As you might expect from an academic, he methodically breaks these down by investor taxonomy between growth investor and value investor. Since growth investors are typically more attracted to the technology sector, I will highlight the three challenges Damodaran identifies for that constituency. This is the first:

Growth is not always good: I have long argued against the lazy notion that growth is good and that a company should therefore go for growth, at any cost. While that notion is dangerous at any company, it is particularly so at tech companies, where once the life cycle turns, growth is a value destroyer, not a value adder.

This reminds me of a passage from Berkshire Hathaway's 1992 letter to shareholders, in which Warren Buffett points out that "the two approaches [value and growth investing] are joined at the hip: Growth is always a component in the calculation of [intrinsic] value, constituting a variable whose importance can range from negligible to enormous and whose impact can be negative as well as positive."

Here's the simplest way to think about this: You're the owner of a business that is loss-making with no prospects for achieving profitability.
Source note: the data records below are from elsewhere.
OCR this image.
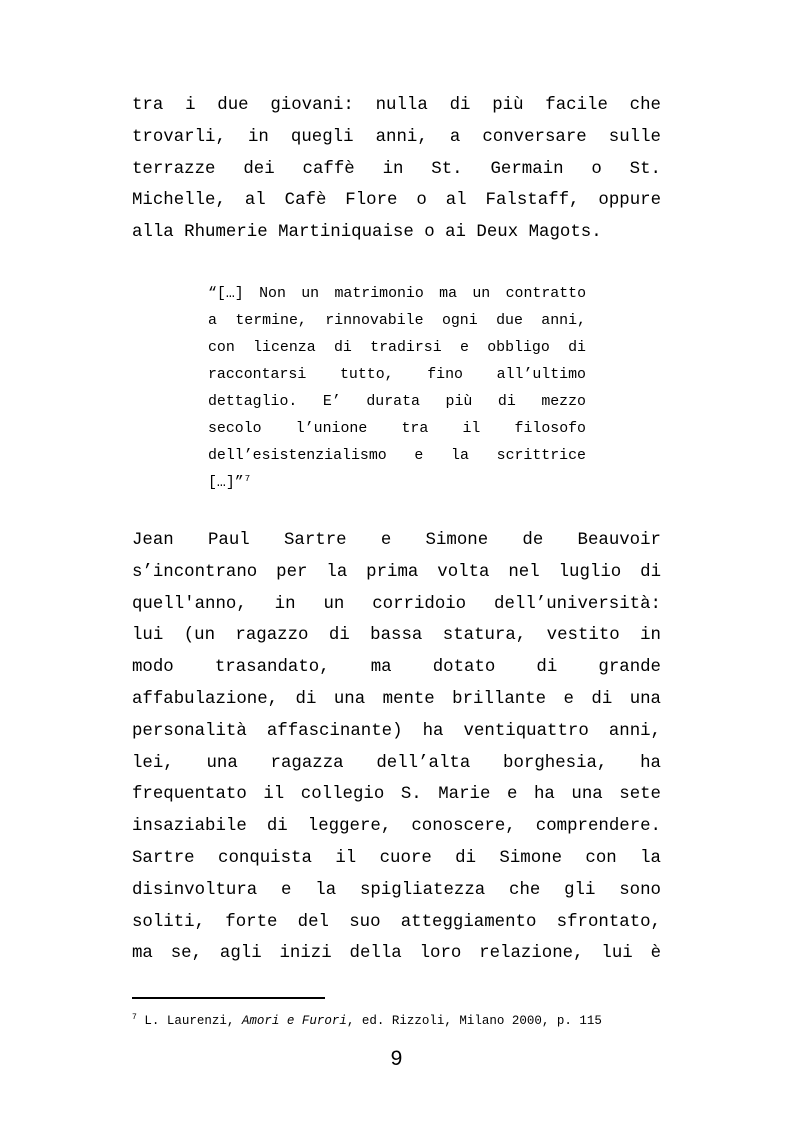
tra i due giovani: nulla di più facile che
trovarli, in quegli anni, a conversare sulle
terrazze dei caffè in St. Germain o St.
Michelle, al Cafè Flore o al Falstaff, oppure
alla Rhumerie Martiniquaise o ai Deux Magots.
“[…] Non un matrimonio ma un contratto
a termine, rinnovabile ogni due anni,
con licenza di tradirsi e obbligo di
raccontarsi tutto, fino all’ultimo
dettaglio. E’ durata più di mezzo
secolo l’unione tra il filosofo
dell’esistenzialismo e la scrittrice
[…]”$^7$
Jean Paul Sartre e Simone de Beauvoir
s’incontrano per la prima volta nel luglio di
quell'anno, in un corridoio dell’università:
lui (un ragazzo di bassa statura, vestito in
modo trasandato, ma dotato di grande
affabulazione, di una mente brillante e di una
personalità affascinante) ha ventiquattro anni,
lei, una ragazza dell’alta borghesia, ha
frequentato il collegio S. Marie e ha una sete
insaziabile di leggere, conoscere, comprendere.
Sartre conquista il cuore di Simone con la
disinvoltura e la spigliatezza che gli sono
soliti, forte del suo atteggiamento sfrontato,
ma se, agli inizi della loro relazione, lui è
$^7$ L. Laurenzi, Amori e Furori, ed. Rizzoli, Milano 2000, p. 115
9
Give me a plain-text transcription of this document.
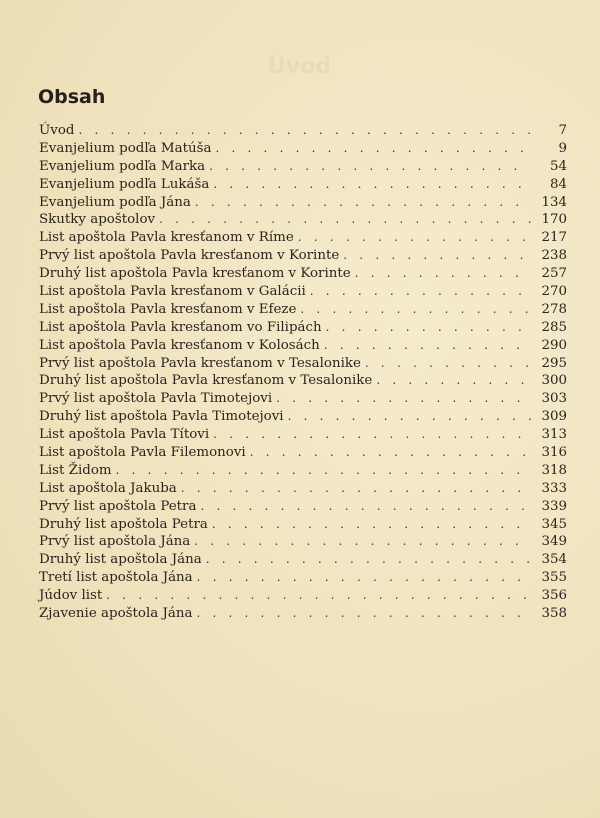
Úvod
Obsah
Úvod . . .	7
Evanjelium podľa Matúša . . .	9
Evanjelium podľa Marka . . .	54
Evanjelium podľa Lukáša . . .	84
Evanjelium podľa Jána . . .	134
Skutky apoštolov . . .	170
List apoštola Pavla kresťanom v Ríme . . .	217
Prvý list apoštola Pavla kresťanom v Korinte . . .	238
Druhý list apoštola Pavla kresťanom v Korinte . . .	257
List apoštola Pavla kresťanom v Galácii . . .	270
List apoštola Pavla kresťanom v Efeze . . .	278
List apoštola Pavla kresťanom vo Filipách . . .	285
List apoštola Pavla kresťanom v Kolosách . . .	290
Prvý list apoštola Pavla kresťanom v Tesalonike . . .	295
Druhý list apoštola Pavla kresťanom v Tesalonike . . .	300
Prvý list apoštola Pavla Timotejovi . . .	303
Druhý list apoštola Pavla Timotejovi . . .	309
List apoštola Pavla Títovi . . .	313
List apoštola Pavla Filemonovi . . .	316
List Židom . . .	318
List apoštola Jakuba . . .	333
Prvý list apoštola Petra . . .	339
Druhý list apoštola Petra . . .	345
Prvý list apoštola Jána . . .	349
Druhý list apoštola Jána . . .	354
Tretí list apoštola Jána . . .	355
Júdov list . . .	356
Zjavenie apoštola Jána . . .	358
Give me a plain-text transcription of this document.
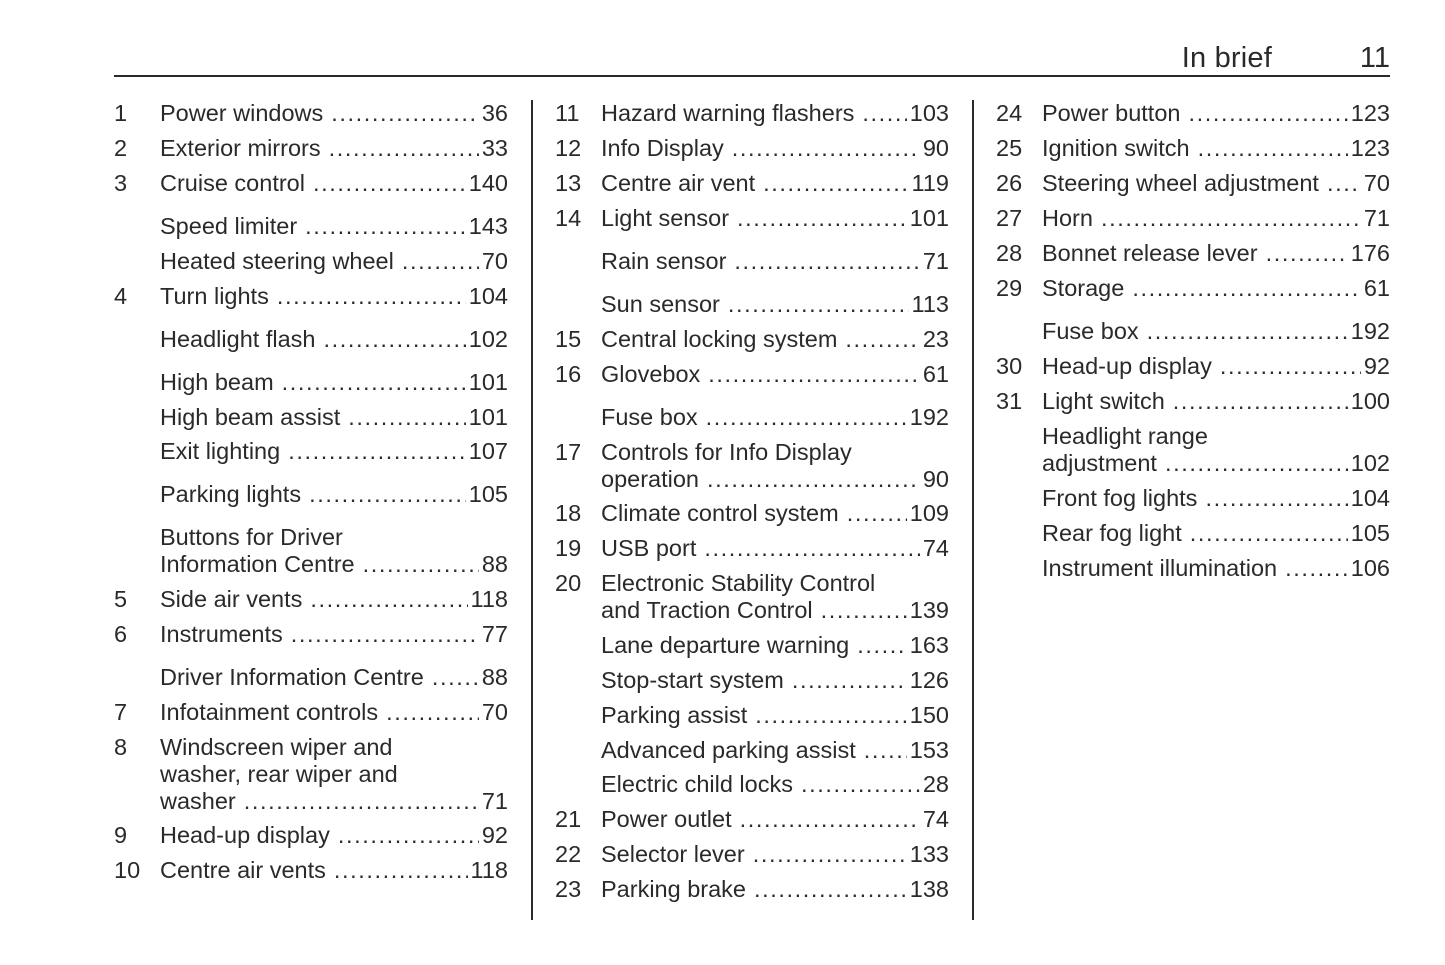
In brief	11
1 Power windows .....	36
2 Exterior mirrors .....	33
3 Cruise control .....	140
Speed limiter .....	143
Heated steering wheel .....	70
4 Turn lights .....	104
Headlight flash .....	102
High beam .....	101
High beam assist .....	101
Exit lighting .....	107
Parking lights .....	105
Buttons for Driver
Information Centre .....	88
5 Side air vents .....	118
6 Instruments .....	77
Driver Information Centre ..... 88
7 Infotainment controls .....	70
8 Windscreen wiper and
washer, rear wiper and
washer .....	71
9 Head-up display .....	92
10 Centre air vents .....	118
11 Hazard warning flashers ..... 103
12 Info Display .....	90
13 Centre air vent .....	119
14 Light sensor .....	101
Rain sensor .....	71
Sun sensor .....	113
15 Central locking system .....	23
16 Glovebox .....	61
Fuse box .....	192
17 Controls for Info Display
operation .....	90
18 Climate control system .....	109
19 USB port .....	74
20 Electronic Stability Control
and Traction Control .....	139
Lane departure warning .....	163
Stop-start system .....	126
Parking assist .....	150
Advanced parking assist ..... 153
Electric child locks .....	28
21 Power outlet .....	74
22 Selector lever .....	133
23 Parking brake .....	138
24 Power button .....	123
25 Ignition switch .....	123
26 Steering wheel adjustment ..... 70
27 Horn .....	71
28 Bonnet release lever .....	176
29 Storage .....	61
Fuse box .....	192
30 Head-up display .....	92
31 Light switch .....	100
Headlight range
adjustment .....	102
Front fog lights .....	104
Rear fog light .....	105
Instrument illumination .....	106
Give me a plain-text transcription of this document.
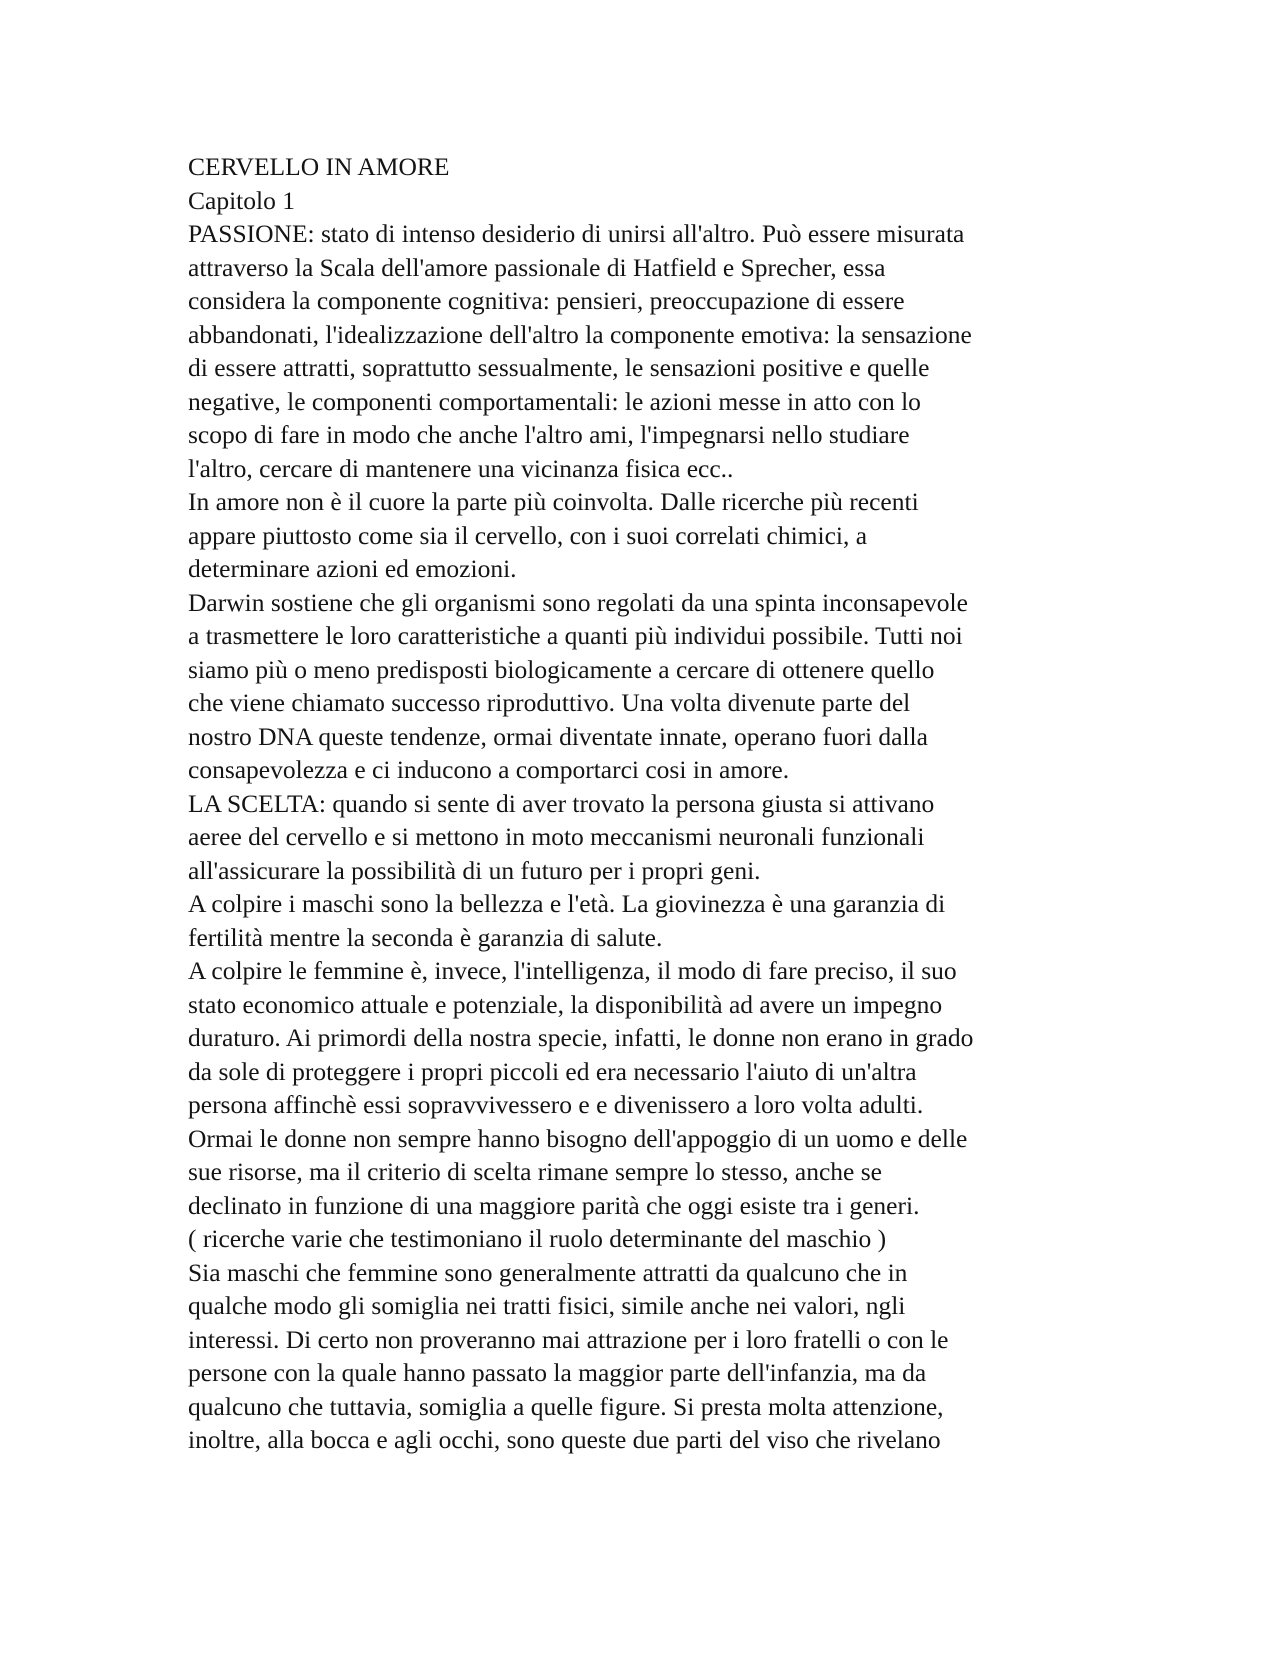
CERVELLO IN AMORE

Capitolo 1

PASSIONE: stato di intenso desiderio di unirsi all'altro. Può essere misurata

attraverso la Scala dell'amore passionale di Hatfield e Sprecher, essa

considera la componente cognitiva: pensieri, preoccupazione di essere

abbandonati, l'idealizzazione dell'altro la componente emotiva: la sensazione

di essere attratti, soprattutto sessualmente, le sensazioni positive e quelle

negative, le componenti comportamentali: le azioni messe in atto con lo

scopo di fare in modo che anche l'altro ami, l'impegnarsi nello studiare

l'altro, cercare di mantenere una vicinanza fisica ecc..

In amore non è il cuore la parte più coinvolta. Dalle ricerche più recenti

appare piuttosto come sia il cervello, con i suoi correlati chimici, a

determinare azioni ed emozioni.

Darwin sostiene che gli organismi sono regolati da una spinta inconsapevole

a trasmettere le loro caratteristiche a quanti più individui possibile. Tutti noi

siamo più o meno predisposti biologicamente a cercare di ottenere quello

che viene chiamato successo riproduttivo. Una volta divenute parte del

nostro DNA queste tendenze, ormai diventate innate, operano fuori dalla

consapevolezza e ci inducono a comportarci cosi in amore.

LA SCELTA: quando si sente di aver trovato la persona giusta si attivano

aeree del cervello e si mettono in moto meccanismi neuronali funzionali

all'assicurare la possibilità di un futuro per i propri geni.

A colpire i maschi sono la bellezza e l'età. La giovinezza è una garanzia di

fertilità mentre la seconda è garanzia di salute.

A colpire le femmine è, invece, l'intelligenza, il modo di fare preciso, il suo

stato economico attuale e potenziale, la disponibilità ad avere un impegno

duraturo. Ai primordi della nostra specie, infatti, le donne non erano in grado

da sole di proteggere i propri piccoli ed era necessario l'aiuto di un'altra

persona affinchè essi sopravvivessero e e divenissero a loro volta adulti.

Ormai le donne non sempre hanno bisogno dell'appoggio di un uomo e delle

sue risorse, ma il criterio di scelta rimane sempre lo stesso, anche se

declinato in funzione di una maggiore parità che oggi esiste tra i generi.

( ricerche varie che testimoniano il ruolo determinante del maschio )

Sia maschi che femmine sono generalmente attratti da qualcuno che in

qualche modo gli somiglia nei tratti fisici, simile anche nei valori, ngli

interessi. Di certo non proveranno mai attrazione per i loro fratelli o con le

persone con la quale hanno passato la maggior parte dell'infanzia, ma da

qualcuno che tuttavia, somiglia a quelle figure. Si presta molta attenzione,

inoltre, alla bocca e agli occhi, sono queste due parti del viso che rivelano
Do you want to ramp up growth, or shutter the business?

Growth may not be sustainable: Growth in the past has never been a great indicator of future growth across companies, but it is a particularly misplaced notion with tech companies, where growth rates can change overnight.

The easiest way to forecast future growth is simply to extrapolate the recent trend; unfortunately, technology companies are particularly susceptible to inflection points at which the trend reverses.

A dramatic example of this is BlackBerry Ltd (NASDAQ: BBRY), which sold the eponymous handheld device. By the end of its fiscal year ended Feb. 26, 2011, the company had just completed a decade during which it grew its revenues by a factor of 90.

Alas, by Feb. 2011, the iPhone had already been released for nearly four years. In its next fiscal year, BlackBerry's revenues fell 7.5%; within four years, revenues had collapsed by more than four-fifths.

PEG Ratios are misleading: If value investors put their trust in P/E ratios, growth investors put their [sic] in PEG ratios, the ratio of P/E to growth rate. A low PEG ratio is considered to be a signal that a company is under-valued; this is dumbed down even more when a PEG ratio below one becomes a magical indicator of cheapness.

Using the tech life cycle rubric, I would argue that the PEG ratio approach will lead to too many tech companies looking cheap during their high growth phase and too few in their decline, the mirror image of the problem faced by value investors ... Note that early in the life cycle, tech companies have lower PEG ratios than non-tech companies and later in the life cycle, they look expensive.

Due to its compressed life cycle, investing in the technology sector is particularly tricky. If you understand the three caveats related to growth that Damodaran identified, that is at least a sound basis for beginning to think about technology investing.